Dobbiamo aprire una parentesi e riportarci a quei tempi, duri invero per i sottoposti. Tempo di effettivo grande sfruttamento per coloro che lavoravano per un padrone; sfruttamento, si intende, da parte del padrone. Il fattore animato da uno spirito altruistico e da prudenza (come poi si vedrà), condonò in parte il debito di questi contadini, ripeto, secondo un criterio personale, ma giusto, tanto che a taluno condonò più, a tal’altri meno, secondo i meriti, e integrando verso il padrone con il suo.

Si sparse la voce e il padrone, non sapendo che il fattore aveva regalato, ma regalato del suo, pensò che il fattore fosse stato infedele e lo mandò a chiamare e gli rivolse quelle parole che sono all’inizio della parabola.
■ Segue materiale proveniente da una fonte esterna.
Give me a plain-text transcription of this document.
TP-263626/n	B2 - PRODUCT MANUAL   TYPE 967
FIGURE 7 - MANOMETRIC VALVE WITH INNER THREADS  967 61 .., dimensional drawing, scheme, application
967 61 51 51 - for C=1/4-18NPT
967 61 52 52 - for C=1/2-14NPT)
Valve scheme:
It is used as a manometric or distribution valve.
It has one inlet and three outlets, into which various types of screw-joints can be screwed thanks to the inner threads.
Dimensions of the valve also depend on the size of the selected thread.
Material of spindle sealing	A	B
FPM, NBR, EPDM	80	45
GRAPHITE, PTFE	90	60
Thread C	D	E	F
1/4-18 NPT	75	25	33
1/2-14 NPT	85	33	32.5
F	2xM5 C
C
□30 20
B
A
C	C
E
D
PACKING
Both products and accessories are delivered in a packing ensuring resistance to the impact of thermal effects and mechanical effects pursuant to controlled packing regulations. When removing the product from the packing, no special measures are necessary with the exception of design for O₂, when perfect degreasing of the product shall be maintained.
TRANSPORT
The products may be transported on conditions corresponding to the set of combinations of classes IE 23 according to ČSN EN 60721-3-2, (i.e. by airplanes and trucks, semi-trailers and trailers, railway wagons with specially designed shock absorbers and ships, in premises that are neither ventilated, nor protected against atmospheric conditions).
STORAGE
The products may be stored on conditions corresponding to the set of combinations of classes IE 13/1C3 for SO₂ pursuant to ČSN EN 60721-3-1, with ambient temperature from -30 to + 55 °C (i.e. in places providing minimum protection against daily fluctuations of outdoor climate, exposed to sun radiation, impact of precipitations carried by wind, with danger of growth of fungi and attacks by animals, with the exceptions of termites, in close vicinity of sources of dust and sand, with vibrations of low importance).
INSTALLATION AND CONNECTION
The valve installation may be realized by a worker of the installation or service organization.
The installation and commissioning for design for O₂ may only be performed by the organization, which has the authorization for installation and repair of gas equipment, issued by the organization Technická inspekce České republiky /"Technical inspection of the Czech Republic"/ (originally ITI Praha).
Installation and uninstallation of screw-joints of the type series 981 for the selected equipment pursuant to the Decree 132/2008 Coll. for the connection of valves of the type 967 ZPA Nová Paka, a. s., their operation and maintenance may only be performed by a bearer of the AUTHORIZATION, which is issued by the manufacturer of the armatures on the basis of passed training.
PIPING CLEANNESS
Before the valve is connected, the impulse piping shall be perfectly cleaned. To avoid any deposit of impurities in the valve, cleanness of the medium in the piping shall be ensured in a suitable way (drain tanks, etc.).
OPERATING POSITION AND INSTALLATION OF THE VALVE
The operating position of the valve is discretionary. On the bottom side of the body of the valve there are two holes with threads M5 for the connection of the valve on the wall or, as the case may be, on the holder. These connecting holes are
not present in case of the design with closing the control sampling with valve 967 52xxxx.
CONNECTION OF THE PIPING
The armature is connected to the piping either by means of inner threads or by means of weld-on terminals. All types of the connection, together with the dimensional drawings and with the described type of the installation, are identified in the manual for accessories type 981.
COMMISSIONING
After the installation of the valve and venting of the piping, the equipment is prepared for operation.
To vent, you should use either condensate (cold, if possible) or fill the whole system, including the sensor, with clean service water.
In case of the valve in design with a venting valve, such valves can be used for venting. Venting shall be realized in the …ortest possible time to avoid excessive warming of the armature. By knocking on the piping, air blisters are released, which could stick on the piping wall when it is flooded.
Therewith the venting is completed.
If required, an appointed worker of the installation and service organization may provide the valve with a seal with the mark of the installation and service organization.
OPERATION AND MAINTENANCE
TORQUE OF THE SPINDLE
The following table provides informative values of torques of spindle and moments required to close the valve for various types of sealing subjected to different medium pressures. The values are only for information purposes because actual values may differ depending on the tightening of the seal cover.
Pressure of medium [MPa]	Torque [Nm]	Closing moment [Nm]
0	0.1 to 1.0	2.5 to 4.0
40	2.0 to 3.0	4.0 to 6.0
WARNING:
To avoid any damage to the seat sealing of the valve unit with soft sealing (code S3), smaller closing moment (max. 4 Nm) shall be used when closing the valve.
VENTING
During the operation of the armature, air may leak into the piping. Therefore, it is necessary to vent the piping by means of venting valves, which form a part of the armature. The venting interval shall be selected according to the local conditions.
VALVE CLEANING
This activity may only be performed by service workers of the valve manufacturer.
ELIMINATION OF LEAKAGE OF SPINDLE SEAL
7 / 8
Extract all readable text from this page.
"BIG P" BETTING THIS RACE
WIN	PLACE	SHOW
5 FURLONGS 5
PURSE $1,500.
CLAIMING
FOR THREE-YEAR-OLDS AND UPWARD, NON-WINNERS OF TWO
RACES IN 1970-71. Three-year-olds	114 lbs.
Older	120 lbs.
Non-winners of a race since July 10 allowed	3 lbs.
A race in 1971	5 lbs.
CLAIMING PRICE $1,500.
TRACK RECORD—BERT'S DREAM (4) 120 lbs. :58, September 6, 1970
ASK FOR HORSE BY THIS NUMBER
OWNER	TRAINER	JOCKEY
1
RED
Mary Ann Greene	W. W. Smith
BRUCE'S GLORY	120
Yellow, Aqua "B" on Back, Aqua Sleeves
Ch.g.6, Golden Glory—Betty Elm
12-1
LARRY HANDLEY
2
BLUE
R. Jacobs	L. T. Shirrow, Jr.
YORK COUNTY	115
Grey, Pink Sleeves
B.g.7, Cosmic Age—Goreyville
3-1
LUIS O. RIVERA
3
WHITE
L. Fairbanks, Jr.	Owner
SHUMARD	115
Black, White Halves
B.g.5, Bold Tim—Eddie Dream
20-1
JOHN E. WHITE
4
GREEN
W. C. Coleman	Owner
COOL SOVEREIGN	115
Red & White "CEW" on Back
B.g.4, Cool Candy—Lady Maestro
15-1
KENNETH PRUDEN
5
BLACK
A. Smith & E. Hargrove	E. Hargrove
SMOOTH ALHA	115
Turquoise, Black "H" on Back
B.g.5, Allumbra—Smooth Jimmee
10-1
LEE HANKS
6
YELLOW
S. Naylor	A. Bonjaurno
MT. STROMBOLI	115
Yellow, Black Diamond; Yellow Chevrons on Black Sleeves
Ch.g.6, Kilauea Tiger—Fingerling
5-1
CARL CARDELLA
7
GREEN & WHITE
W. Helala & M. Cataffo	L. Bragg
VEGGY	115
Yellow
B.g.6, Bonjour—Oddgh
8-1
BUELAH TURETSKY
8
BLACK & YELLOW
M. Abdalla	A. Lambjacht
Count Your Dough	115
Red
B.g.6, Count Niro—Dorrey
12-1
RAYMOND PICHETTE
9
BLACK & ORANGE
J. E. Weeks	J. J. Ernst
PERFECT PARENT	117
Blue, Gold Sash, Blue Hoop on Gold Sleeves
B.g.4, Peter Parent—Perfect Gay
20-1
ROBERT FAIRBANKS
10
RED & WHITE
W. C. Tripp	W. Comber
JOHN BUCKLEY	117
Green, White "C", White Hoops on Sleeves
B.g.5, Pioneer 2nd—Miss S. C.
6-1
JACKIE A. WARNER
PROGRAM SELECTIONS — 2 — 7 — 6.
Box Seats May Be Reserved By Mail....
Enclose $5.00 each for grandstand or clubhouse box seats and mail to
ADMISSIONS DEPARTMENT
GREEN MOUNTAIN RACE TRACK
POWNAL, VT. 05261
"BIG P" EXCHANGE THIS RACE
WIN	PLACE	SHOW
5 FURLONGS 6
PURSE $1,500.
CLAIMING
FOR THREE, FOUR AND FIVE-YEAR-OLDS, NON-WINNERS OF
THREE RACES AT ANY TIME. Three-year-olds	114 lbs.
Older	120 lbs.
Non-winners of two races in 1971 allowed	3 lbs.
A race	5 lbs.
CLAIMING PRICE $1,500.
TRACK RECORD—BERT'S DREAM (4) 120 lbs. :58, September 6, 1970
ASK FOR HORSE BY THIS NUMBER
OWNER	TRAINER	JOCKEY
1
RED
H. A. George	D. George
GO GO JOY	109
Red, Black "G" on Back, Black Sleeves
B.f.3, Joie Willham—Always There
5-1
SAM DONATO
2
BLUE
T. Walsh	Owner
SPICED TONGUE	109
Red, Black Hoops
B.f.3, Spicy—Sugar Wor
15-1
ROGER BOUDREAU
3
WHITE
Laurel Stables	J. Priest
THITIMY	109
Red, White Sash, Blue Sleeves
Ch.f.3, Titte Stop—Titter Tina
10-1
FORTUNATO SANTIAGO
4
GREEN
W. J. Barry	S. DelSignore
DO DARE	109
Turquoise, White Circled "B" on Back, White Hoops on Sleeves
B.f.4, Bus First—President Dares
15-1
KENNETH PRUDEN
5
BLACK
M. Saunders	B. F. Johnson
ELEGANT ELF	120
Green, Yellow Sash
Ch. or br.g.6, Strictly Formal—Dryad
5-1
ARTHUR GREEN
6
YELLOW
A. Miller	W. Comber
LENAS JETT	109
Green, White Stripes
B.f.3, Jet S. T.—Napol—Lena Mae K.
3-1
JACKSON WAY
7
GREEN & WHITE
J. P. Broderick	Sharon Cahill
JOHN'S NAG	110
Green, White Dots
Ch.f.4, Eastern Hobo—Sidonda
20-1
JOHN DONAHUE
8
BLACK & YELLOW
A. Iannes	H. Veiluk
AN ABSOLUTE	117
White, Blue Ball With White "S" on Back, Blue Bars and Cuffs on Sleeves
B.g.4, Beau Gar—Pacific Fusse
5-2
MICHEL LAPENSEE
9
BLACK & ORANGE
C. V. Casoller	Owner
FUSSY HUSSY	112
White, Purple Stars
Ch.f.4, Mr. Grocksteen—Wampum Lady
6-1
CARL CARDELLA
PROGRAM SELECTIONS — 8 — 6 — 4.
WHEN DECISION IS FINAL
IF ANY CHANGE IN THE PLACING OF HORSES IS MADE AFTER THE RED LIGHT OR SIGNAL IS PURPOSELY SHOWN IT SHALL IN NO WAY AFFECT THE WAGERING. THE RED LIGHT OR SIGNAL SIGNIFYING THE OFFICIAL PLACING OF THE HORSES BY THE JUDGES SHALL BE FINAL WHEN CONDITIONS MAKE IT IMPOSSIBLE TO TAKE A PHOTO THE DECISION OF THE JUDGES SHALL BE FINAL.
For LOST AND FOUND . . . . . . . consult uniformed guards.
Il fattore rispose al padrone e spiegò che niente aveva preso, in modo che si fosse macchiato di furto, ma che aveva dato del suo per farsi degli amici.

Voi ritroverete una frase, verso la metà della parabola che dice: “Il padrone lodò il fattore e disse che era stato prudente”. Cosa che non avrebbe potuto fare, ammesso che lo avesse licenziato per un solo sospetto, come si intende leggendo la parabola quale oggi è scritta.
Non poteva licenziarlo per un sospetto, e poi lodarlo all’atto del furto reale; lo lodò appunto per la sua prudenza quando venne a sapere che ciò che aveva dato non era del padrone, ma era del fattore.

La morale quindi resta chiara: fatevi degli amici, appunto, con le cose di questo mondo, date e date anche le cose per così dire materiali, come voi le chiamate, in modo che a voi siano date ben altre cose.
“Ma – dice – siate onesti anche con queste cose materiali, acciocché con tranquillità vi siano date le spirituali, perché – dice la morale del Cristo – chi è infedele nelle piccole, come potrà essere fedele nelle grandi cose?”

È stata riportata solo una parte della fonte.